In order to break out of Europe, the big dairy companies in the European Union are also working together. In 2012, Arla, a Danish dairy company, and Milk Link, a British dairy company, and Deutsche Pastori merged with the approval of the European Union. The factory is located near the German border between Belgium and Luxembourg. The company supplies most of its fresh milk to the German market. The export of normal temperature milk is one of the company's advantages, and Chinese exports are important.
As domestic dairy enterprises firmly control the channel, it is also very difficult for foreign dairy enterprises to land in the domestic market. For this reason, more and more foreign dairy enterprises choose to cooperate with local dairy enterprises or establish joint ventures, and try to take advantage of the mature and perfect sales channels of local dairy enterprises to seize the domestic dairy market share.
The rapid growth of demand for dairy products in China has made the global dairy giants look covetously. Last year, Irish Ambassador to China Herbalife said that with the lifting of EU dairy restrictions, China is a key market for Irish dairy companies. Similarly, Dutch dairy enterprises have also taken action. at the end of March, Huishan Dairy announced that a joint venture company with Royal Dutch Fishland to produce and sell infant formula products in China has been approved by the Ministry of Commerce. The two sides each own 50% of the joint venture company, and the two sides will jointly develop the domestic infant milk powder market.
In addition to the European Union, American dairy companies will also increase the development of the Chinese market, which makes the competitive pressure in the Chinese market white-hot. Not long ago, KasperJakobsen, CEO of US milk powder maker Mead Johnson, did not shy away from expectations for the Chinese market in a conversation with Wall Street analysts about the quarterly report. He also mentioned that Mead Johnson's finished milk powder would be shipped directly from the Netherlands to China from April. "the capacity of Mead Johnson's Dutch plant will increase in the next few quarters, which will provide greater support for the company's growth in China in the second half of 2015."

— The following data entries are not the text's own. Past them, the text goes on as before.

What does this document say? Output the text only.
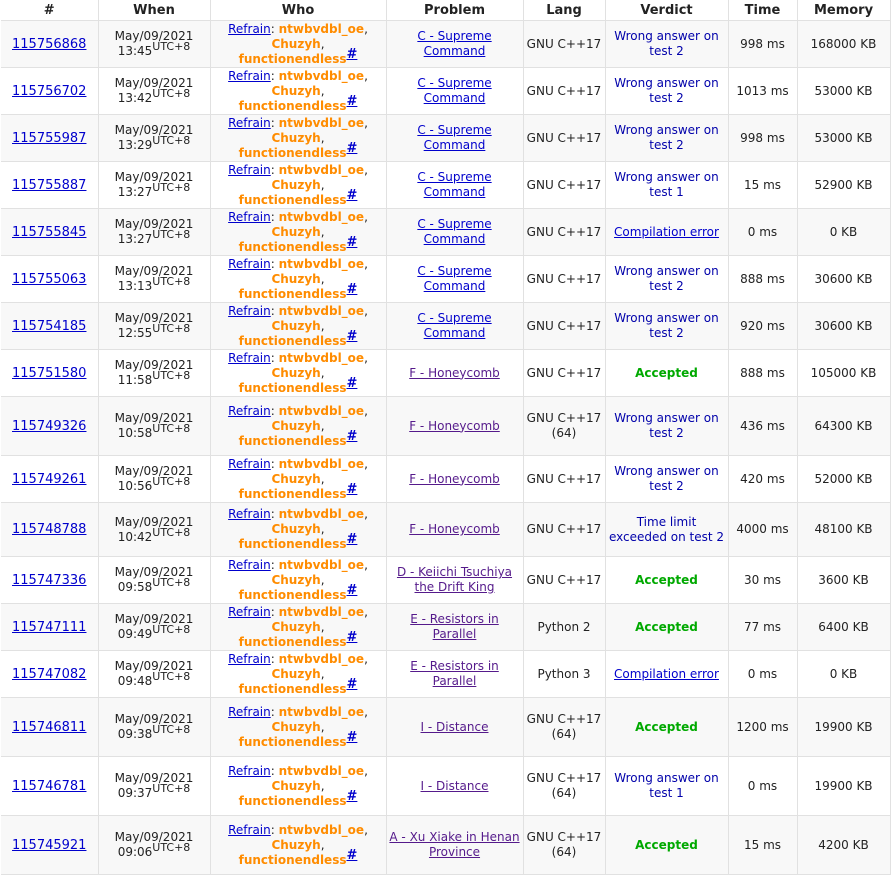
#	When	Who	Problem	Lang	Verdict	Time	Memory
115756868	May/09/2021
13:45UTC+8	Refrain: ntwbvdbl_oe,
Chuzyh, functionendless#	C - Supreme Command	GNU C++17	Wrong answer on test 2	998 ms	168000 KB
115756702	May/09/2021
13:42UTC+8	Refrain: ntwbvdbl_oe,
Chuzyh, functionendless#	C - Supreme Command	GNU C++17	Wrong answer on test 2	1013 ms	53000 KB
115755987	May/09/2021
13:29UTC+8	Refrain: ntwbvdbl_oe,
Chuzyh, functionendless#	C - Supreme Command	GNU C++17	Wrong answer on test 2	998 ms	53000 KB
115755887	May/09/2021
13:27UTC+8	Refrain: ntwbvdbl_oe,
Chuzyh, functionendless#	C - Supreme Command	GNU C++17	Wrong answer on test 1	15 ms	52900 KB
115755845	May/09/2021
13:27UTC+8	Refrain: ntwbvdbl_oe,
Chuzyh, functionendless#	C - Supreme Command	GNU C++17	Compilation error	0 ms	0 KB
115755063	May/09/2021
13:13UTC+8	Refrain: ntwbvdbl_oe,
Chuzyh, functionendless#	C - Supreme Command	GNU C++17	Wrong answer on test 2	888 ms	30600 KB
115754185	May/09/2021
12:55UTC+8	Refrain: ntwbvdbl_oe,
Chuzyh, functionendless#	C - Supreme Command	GNU C++17	Wrong answer on test 2	920 ms	30600 KB
115751580	May/09/2021
11:58UTC+8	Refrain: ntwbvdbl_oe,
Chuzyh, functionendless#	F - Honeycomb	GNU C++17	Accepted	888 ms	105000 KB
115749326	May/09/2021
10:58UTC+8	Refrain: ntwbvdbl_oe,
Chuzyh, functionendless#	F - Honeycomb	GNU C++17 (64)	Wrong answer on test 2	436 ms	64300 KB
115749261	May/09/2021
10:56UTC+8	Refrain: ntwbvdbl_oe,
Chuzyh, functionendless#	F - Honeycomb	GNU C++17	Wrong answer on test 2	420 ms	52000 KB
115748788	May/09/2021
10:42UTC+8	Refrain: ntwbvdbl_oe,
Chuzyh, functionendless#	F - Honeycomb	GNU C++17	Time limit exceeded on test 2	4000 ms	48100 KB
115747336	May/09/2021
09:58UTC+8	Refrain: ntwbvdbl_oe,
Chuzyh, functionendless#	D - Keiichi Tsuchiya the Drift King	GNU C++17	Accepted	30 ms	3600 KB
115747111	May/09/2021
09:49UTC+8	Refrain: ntwbvdbl_oe,
Chuzyh, functionendless#	E - Resistors in Parallel	Python 2	Accepted	77 ms	6400 KB
115747082	May/09/2021
09:48UTC+8	Refrain: ntwbvdbl_oe,
Chuzyh, functionendless#	E - Resistors in Parallel	Python 3	Compilation error	0 ms	0 KB
115746811	May/09/2021
09:38UTC+8	Refrain: ntwbvdbl_oe,
Chuzyh, functionendless#	I - Distance	GNU C++17 (64)	Accepted	1200 ms	19900 KB
115746781	May/09/2021
09:37UTC+8	Refrain: ntwbvdbl_oe,
Chuzyh, functionendless#	I - Distance	GNU C++17 (64)	Wrong answer on test 1	0 ms	19900 KB
115745921	May/09/2021
09:06UTC+8	Refrain: ntwbvdbl_oe,
Chuzyh, functionendless#	A - Xu Xiake in Henan Province	GNU C++17 (64)	Accepted	15 ms	4200 KB
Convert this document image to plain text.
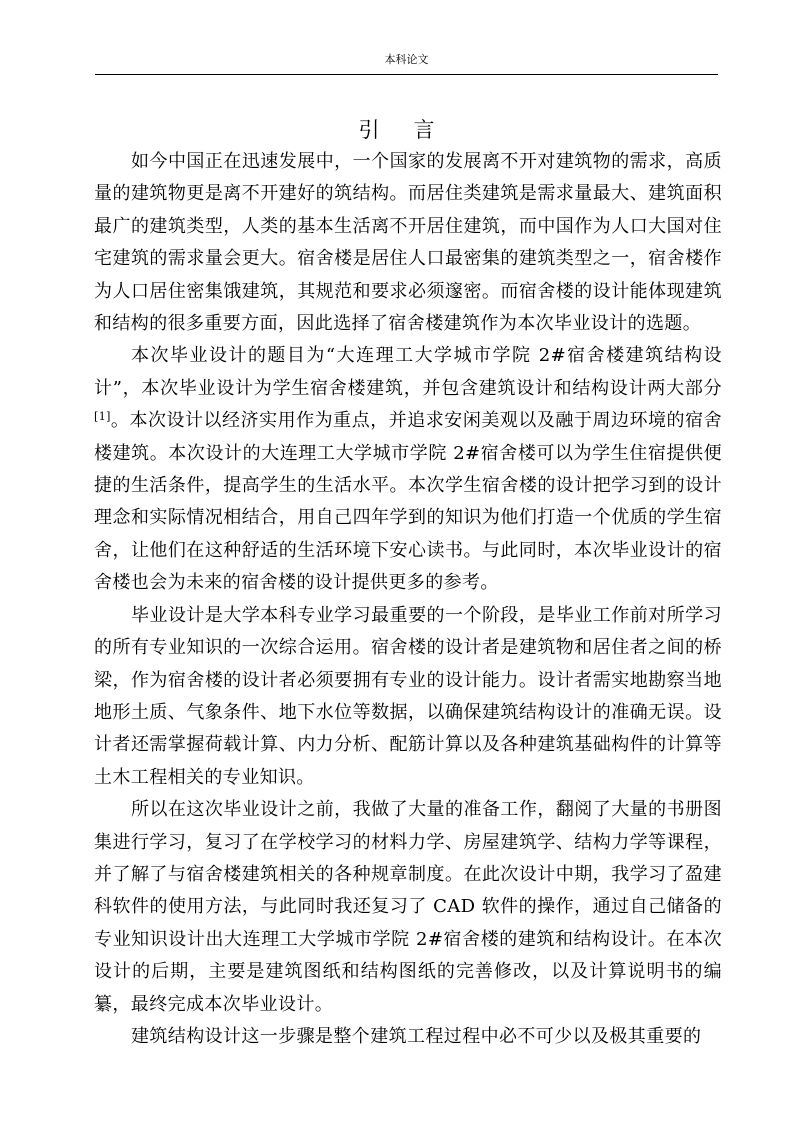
本科论文
引言

如今中国正在迅速发展中，一个国家的发展离不开对建筑物的需求，高质量的建筑物更是离不开建好的筑结构。而居住类建筑是需求量最大、建筑面积最广的建筑类型，人类的基本生活离不开居住建筑，而中国作为人口大国对住宅建筑的需求量会更大。宿舍楼是居住人口最密集的建筑类型之一，宿舍楼作为人口居住密集饿建筑，其规范和要求必须邃密。而宿舍楼的设计能体现建筑和结构的很多重要方面，因此选择了宿舍楼建筑作为本次毕业设计的选题。

本次毕业设计的题目为“大连理工大学城市学院 2#宿舍楼建筑结构设计”，本次毕业设计为学生宿舍楼建筑，并包含建筑设计和结构设计两大部分[1]。本次设计以经济实用作为重点，并追求安闲美观以及融于周边环境的宿舍楼建筑。本次设计的大连理工大学城市学院 2#宿舍楼可以为学生住宿提供便捷的生活条件，提高学生的生活水平。本次学生宿舍楼的设计把学习到的设计理念和实际情况相结合，用自己四年学到的知识为他们打造一个优质的学生宿舍，让他们在这种舒适的生活环境下安心读书。与此同时，本次毕业设计的宿舍楼也会为未来的宿舍楼的设计提供更多的参考。

毕业设计是大学本科专业学习最重要的一个阶段，是毕业工作前对所学习的所有专业知识的一次综合运用。宿舍楼的设计者是建筑物和居住者之间的桥梁，作为宿舍楼的设计者必须要拥有专业的设计能力。设计者需实地勘察当地地形土质、气象条件、地下水位等数据，以确保建筑结构设计的准确无误。设计者还需掌握荷载计算、内力分析、配筋计算以及各种建筑基础构件的计算等土木工程相关的专业知识。

所以在这次毕业设计之前，我做了大量的准备工作，翻阅了大量的书册图集进行学习，复习了在学校学习的材料力学、房屋建筑学、结构力学等课程，并了解了与宿舍楼建筑相关的各种规章制度。在此次设计中期，我学习了盈建科软件的使用方法，与此同时我还复习了 CAD 软件的操作，通过自己储备的专业知识设计出大连理工大学城市学院 2#宿舍楼的建筑和结构设计。在本次设计的后期，主要是建筑图纸和结构图纸的完善修改，以及计算说明书的编纂，最终完成本次毕业设计。

建筑结构设计这一步骤是整个建筑工程过程中必不可少以及极其重要的
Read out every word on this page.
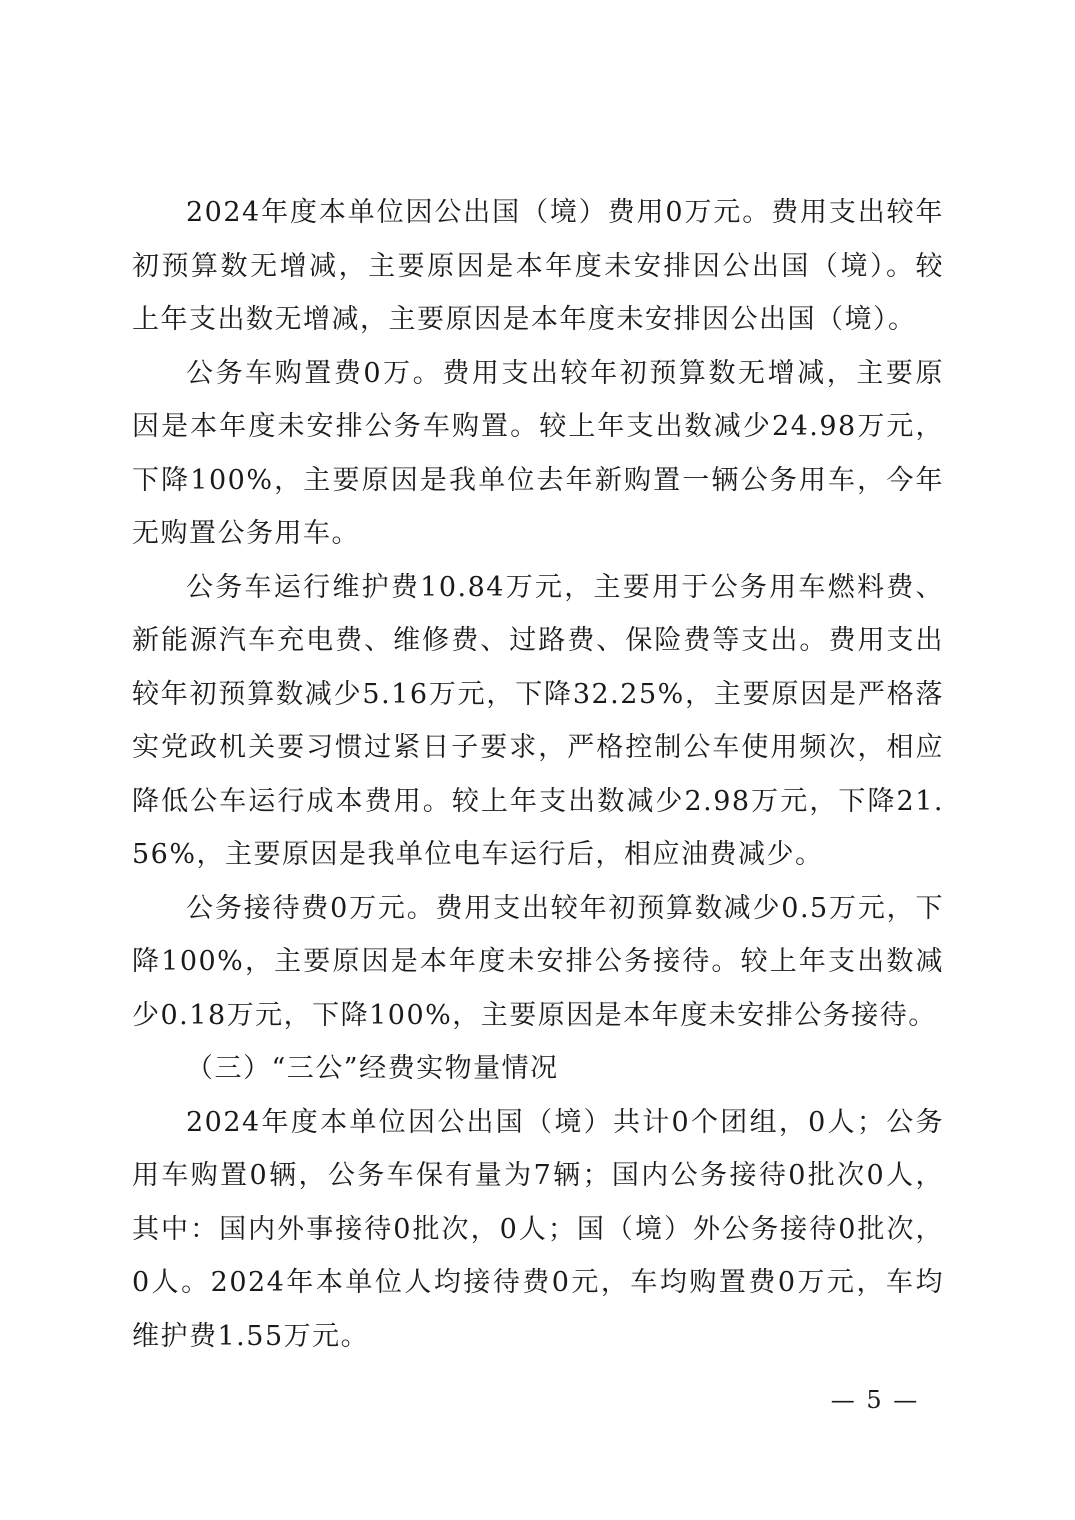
2024年度本单位因公出国（境）费用0万元。费用支出较年初预算数无增减，主要原因是本年度未安排因公出国（境）。较上年支出数无增减，主要原因是本年度未安排因公出国（境）。

公务车购置费0万。费用支出较年初预算数无增减，主要原因是本年度未安排公务车购置。较上年支出数减少24.98万元，下降100%，主要原因是我单位去年新购置一辆公务用车，今年无购置公务用车。

公务车运行维护费10.84万元，主要用于公务用车燃料费、新能源汽车充电费、维修费、过路费、保险费等支出。费用支出较年初预算数减少5.16万元，下降32.25%，主要原因是严格落实党政机关要习惯过紧日子要求，严格控制公车使用频次，相应降低公车运行成本费用。较上年支出数减少2.98万元，下降21.56%，主要原因是我单位电车运行后，相应油费减少。

公务接待费0万元。费用支出较年初预算数减少0.5万元，下降100%，主要原因是本年度未安排公务接待。较上年支出数减少0.18万元，下降100%，主要原因是本年度未安排公务接待。

（三）“三公”经费实物量情况

2024年度本单位因公出国（境）共计0个团组，0人；公务用车购置0辆，公务车保有量为7辆；国内公务接待0批次0人，其中：国内外事接待0批次，0人；国（境）外公务接待0批次，0人。2024年本单位人均接待费0元，车均购置费0万元，车均维护费1.55万元。

— 5 —
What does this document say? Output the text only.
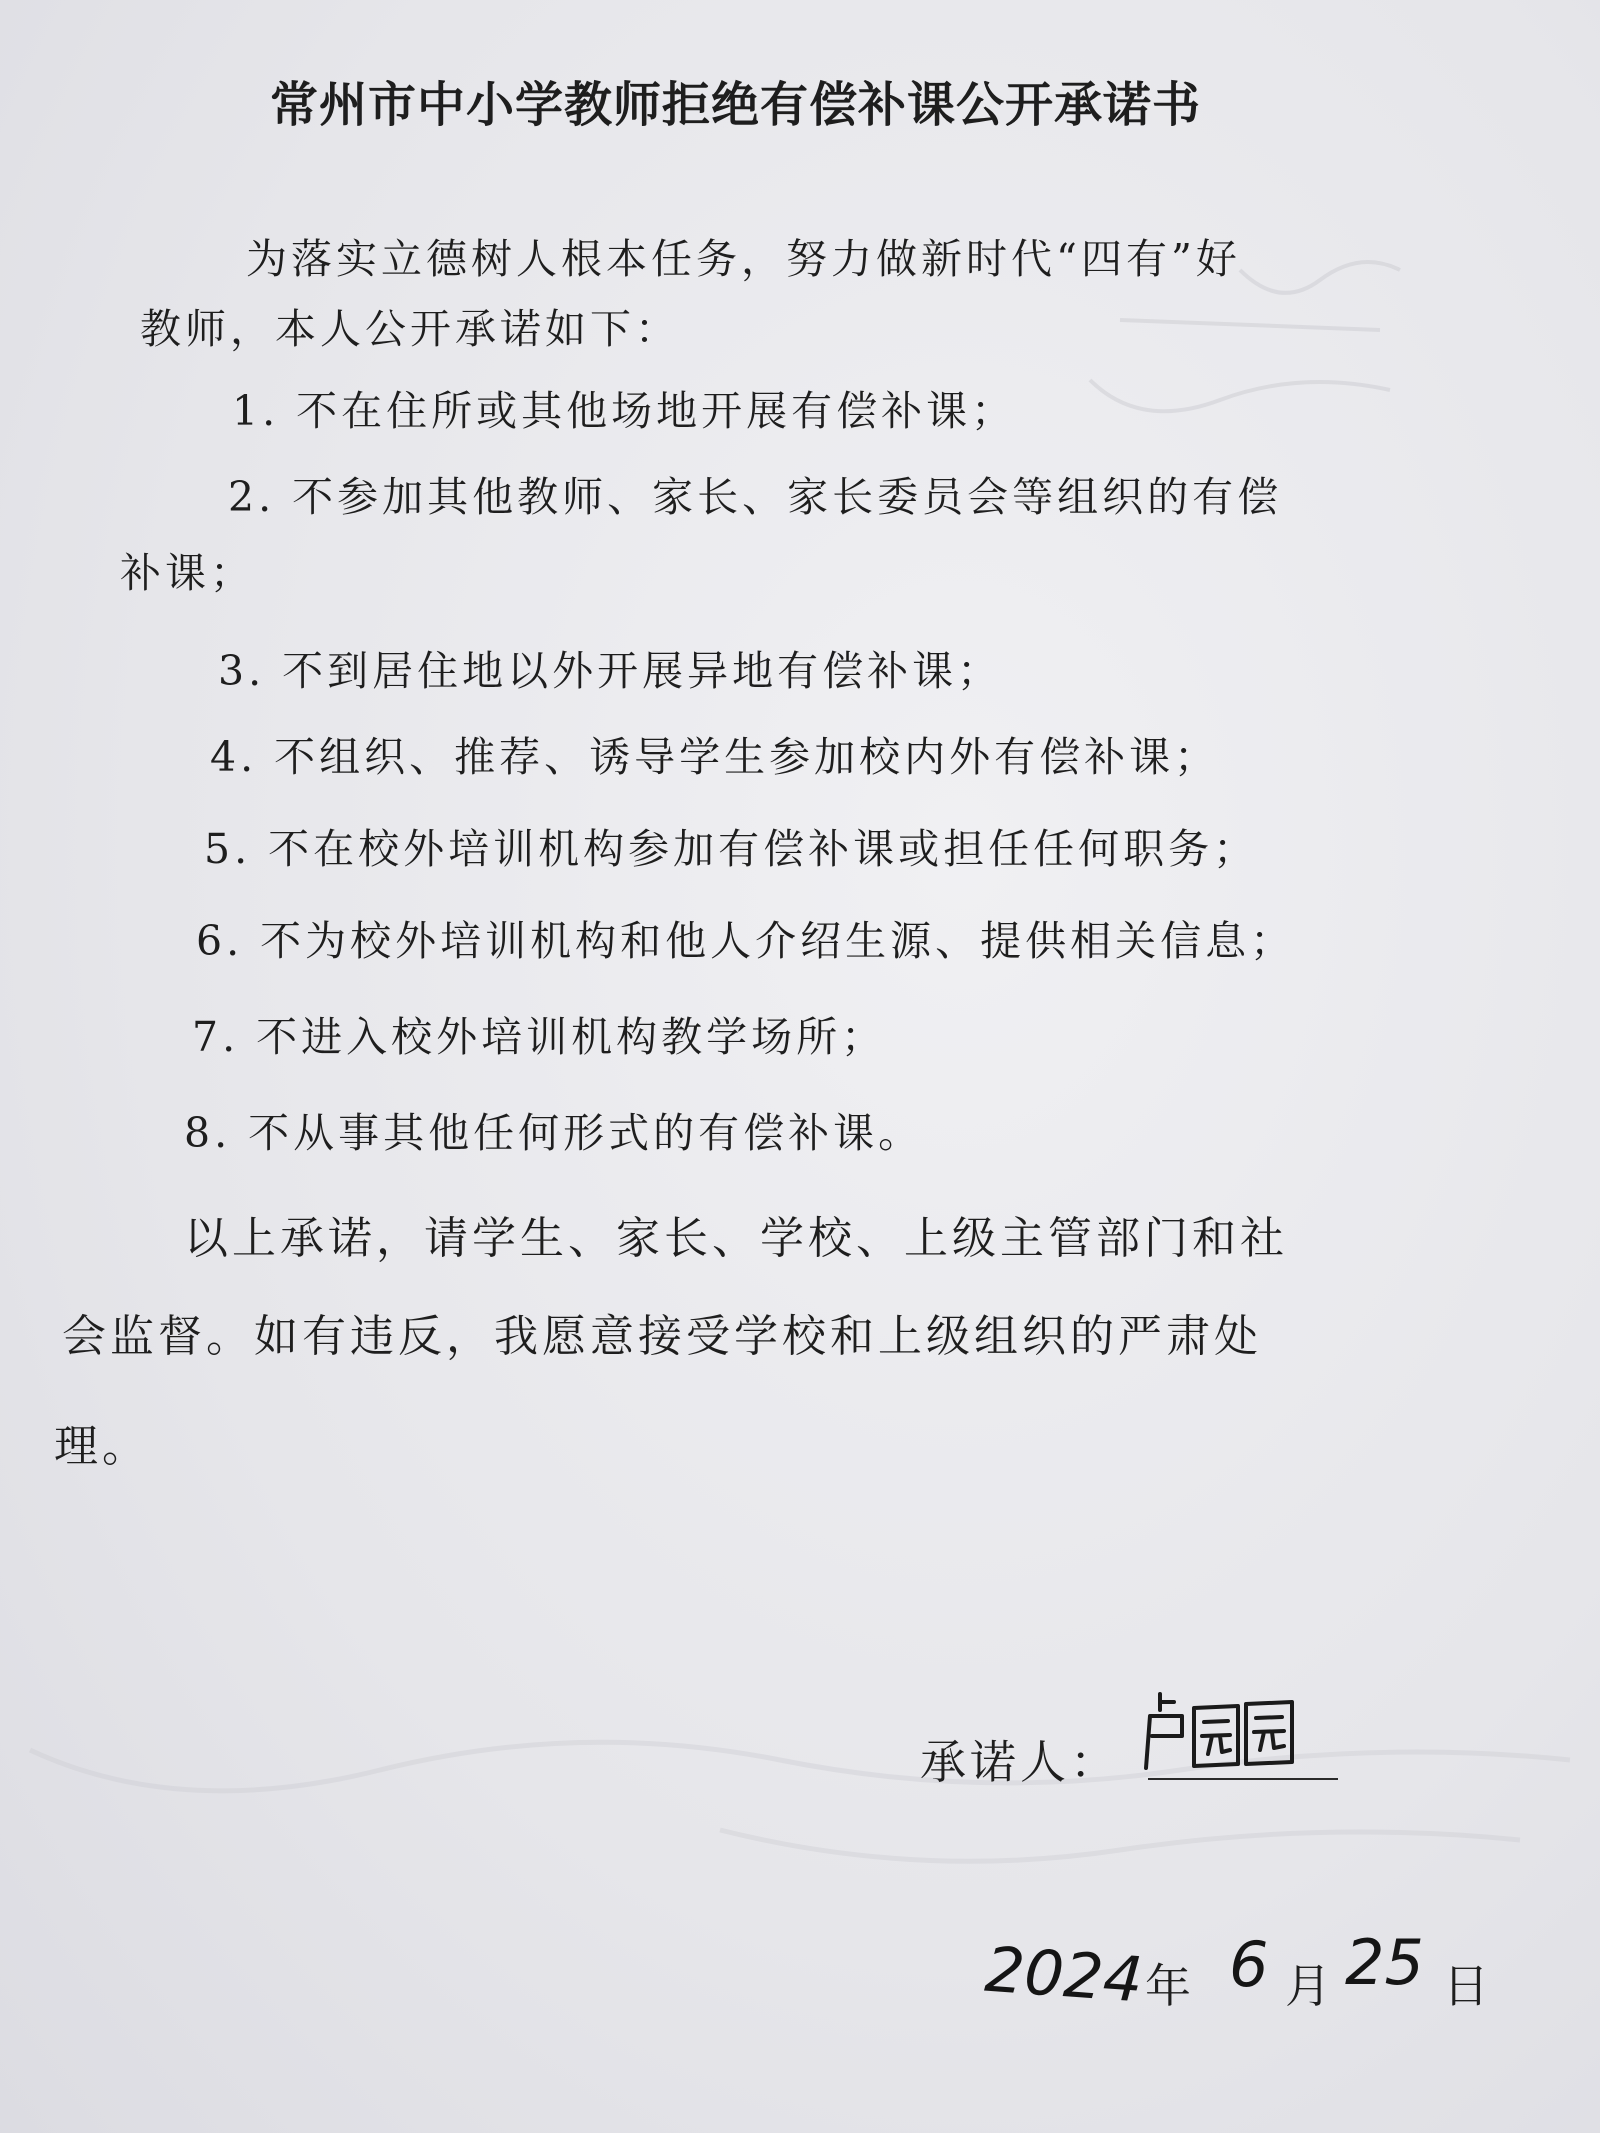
常州市中小学教师拒绝有偿补课公开承诺书
为落实立德树人根本任务，努力做新时代“四有”好
教师，本人公开承诺如下：
1. 不在住所或其他场地开展有偿补课；
2. 不参加其他教师、家长、家长委员会等组织的有偿
补课；
3. 不到居住地以外开展异地有偿补课；
4. 不组织、推荐、诱导学生参加校内外有偿补课；
5. 不在校外培训机构参加有偿补课或担任任何职务；
6. 不为校外培训机构和他人介绍生源、提供相关信息；
7. 不进入校外培训机构教学场所；
8. 不从事其他任何形式的有偿补课。
以上承诺，请学生、家长、学校、上级主管部门和社
会监督。如有违反，我愿意接受学校和上级组织的严肃处
理。
承诺人：
2024 年 6 月 25 日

Mead's "ambition" may also come from the abolition of the EU's 30-year-old milk quota system from April 1.
It is understood that when the above products enter the country, Mead Johnson will distribute them through e-commerce, some long-term retail stores and selected mother-and-child stores. "at present, it is still in some weak channels, and the company is also improving its plans to strengthen the delivery of its products." KasperJakobsen said.